Two of the biggest drillers in America’s largest oil-producing state have asked Texas regulators to consider a cut to crude output after a historic price crash. Pioneer Natural Resources Co. and Parsley Energy Inc. asked the three-member Texas Railroad Commission on Monday to call an emergency virtual meeting no later than April 13 and issue an order setting the “reasonable market demand for oil from Texas” for May, according a five-page letter shared with Bloomberg News. Ryan Sitton, one of the commissioners, said earlier on Monday that the regulating body would discuss curbing oil output at its next meeting.

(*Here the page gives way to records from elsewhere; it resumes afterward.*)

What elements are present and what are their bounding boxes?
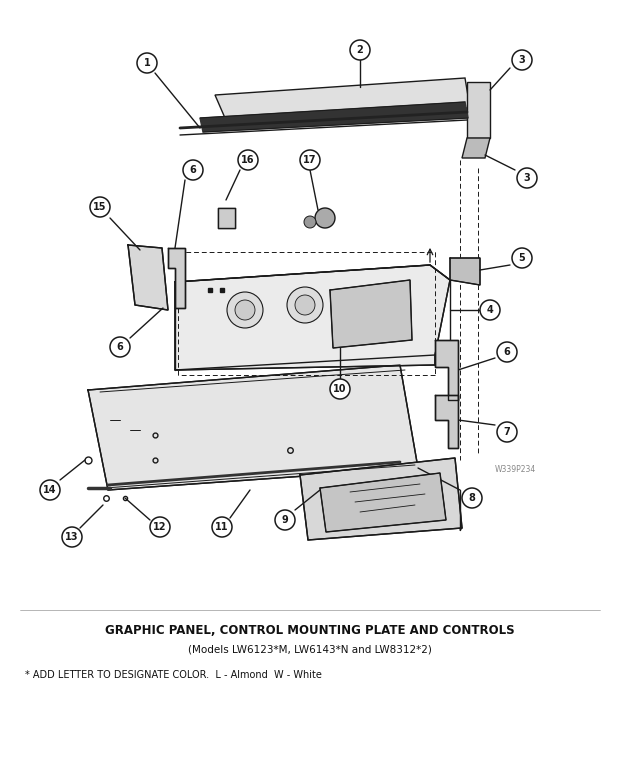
Polygon shape — [175, 265, 450, 370]
Circle shape — [275, 510, 295, 530]
Polygon shape — [320, 473, 446, 532]
Circle shape — [287, 287, 323, 323]
Text: 7: 7 — [503, 427, 510, 437]
Polygon shape — [215, 78, 470, 118]
Text: GRAPHIC PANEL, CONTROL MOUNTING PLATE AND CONTROLS: GRAPHIC PANEL, CONTROL MOUNTING PLATE AN… — [105, 623, 515, 636]
Polygon shape — [462, 138, 490, 158]
Circle shape — [295, 295, 315, 315]
Circle shape — [137, 53, 157, 73]
Text: 9: 9 — [281, 515, 288, 525]
Circle shape — [212, 517, 232, 537]
Polygon shape — [200, 102, 468, 132]
Text: * ADD LETTER TO DESIGNATE COLOR.  L - Almond  W - White: * ADD LETTER TO DESIGNATE COLOR. L - Alm… — [25, 670, 322, 680]
Text: 6: 6 — [190, 165, 197, 175]
Text: 2: 2 — [356, 45, 363, 55]
Polygon shape — [168, 248, 185, 308]
Circle shape — [480, 300, 500, 320]
Circle shape — [512, 248, 532, 268]
Text: 8: 8 — [469, 493, 476, 503]
Polygon shape — [435, 395, 458, 448]
Text: 6: 6 — [503, 347, 510, 357]
Circle shape — [383, 308, 397, 322]
Circle shape — [497, 342, 517, 362]
Circle shape — [62, 527, 82, 547]
Circle shape — [517, 168, 537, 188]
Polygon shape — [88, 365, 418, 490]
Polygon shape — [467, 82, 490, 138]
Circle shape — [300, 150, 320, 170]
Text: W339P234: W339P234 — [495, 466, 536, 474]
Text: 13: 13 — [65, 532, 79, 542]
Circle shape — [40, 480, 60, 500]
Text: 5: 5 — [518, 253, 525, 263]
Text: 3: 3 — [518, 55, 525, 65]
Text: 17: 17 — [303, 155, 317, 165]
Circle shape — [227, 292, 263, 328]
Text: 1: 1 — [144, 58, 151, 68]
Circle shape — [90, 197, 110, 217]
Text: 10: 10 — [334, 384, 347, 394]
Polygon shape — [450, 258, 480, 285]
Circle shape — [330, 379, 350, 399]
Circle shape — [462, 488, 482, 508]
Circle shape — [497, 422, 517, 442]
Polygon shape — [435, 340, 458, 400]
Circle shape — [512, 50, 532, 70]
Circle shape — [315, 208, 335, 228]
Circle shape — [183, 160, 203, 180]
Circle shape — [358, 311, 372, 325]
Polygon shape — [300, 458, 462, 540]
Text: 16: 16 — [241, 155, 255, 165]
Circle shape — [110, 337, 130, 357]
Polygon shape — [218, 208, 235, 228]
Circle shape — [304, 216, 316, 228]
Text: 4: 4 — [487, 305, 494, 315]
Circle shape — [238, 150, 258, 170]
Text: 14: 14 — [43, 485, 57, 495]
Text: 11: 11 — [215, 522, 229, 532]
Text: 6: 6 — [117, 342, 123, 352]
Text: (Models LW6123*M, LW6143*N and LW8312*2): (Models LW6123*M, LW6143*N and LW8312*2) — [188, 645, 432, 655]
Polygon shape — [128, 245, 168, 310]
Text: 12: 12 — [153, 522, 167, 532]
Circle shape — [150, 517, 170, 537]
Circle shape — [350, 40, 370, 60]
Polygon shape — [330, 280, 412, 348]
Circle shape — [235, 300, 255, 320]
Text: 3: 3 — [524, 173, 530, 183]
Text: 15: 15 — [93, 202, 107, 212]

“We need dramatic government action, because we know the operators cannot uniformly talk together,” Matt Gallagher, chief executive officer at Austin, Texas-based Parsley, said in an interview. The pair of shale explorers believe a 20% cut to the state’s production would be most helpful for the industry, Gallagher said. Pioneer is led by Scott Sheffield, whose son Bryan is Parsley’s chairman.

The request comes less than a week after Sitton surprised the oil market with his own controversial call for state caps on oil output. His proposal for a 10% cut in production was blasted by the American Petroleum Institute, a major industry lobbying group, as a “shortsighted” and “anti-competitive” effort that will “harm U.S. consumers and American businesses.” Securing America’s Future Energy, a group that advocates for policies to reduce U.S. dependence on oil, said Monday that trying to regulate supplies would only give OPEC license “to continue manipulating the market at our expense.”

The crude industry is facing a rare combination of plummeting demand and soaring supplies as Saudi Arabia and Russia battle for market share amid the Covid-19 pandemic. Oil futures have tumbled to the lowest in almost two decades amid the outbreak, which has pummeled the global economy.

“Taking this action from a state level I think will help enable discussions at an international level from our federal government,” Gallagher said.

Quarter of all Texas drilling rigs dropped in a year

Gallagher said he’s most concerned that if the U.S. energy industry drops to complete inactivity for a couple of months, it would hit the oilfield services industry so hard that companies could never recover. The U.S. has already lost its ability to ever produce 13 million barrels a day again, creating the risk that the country will become more reliant on imports, he said.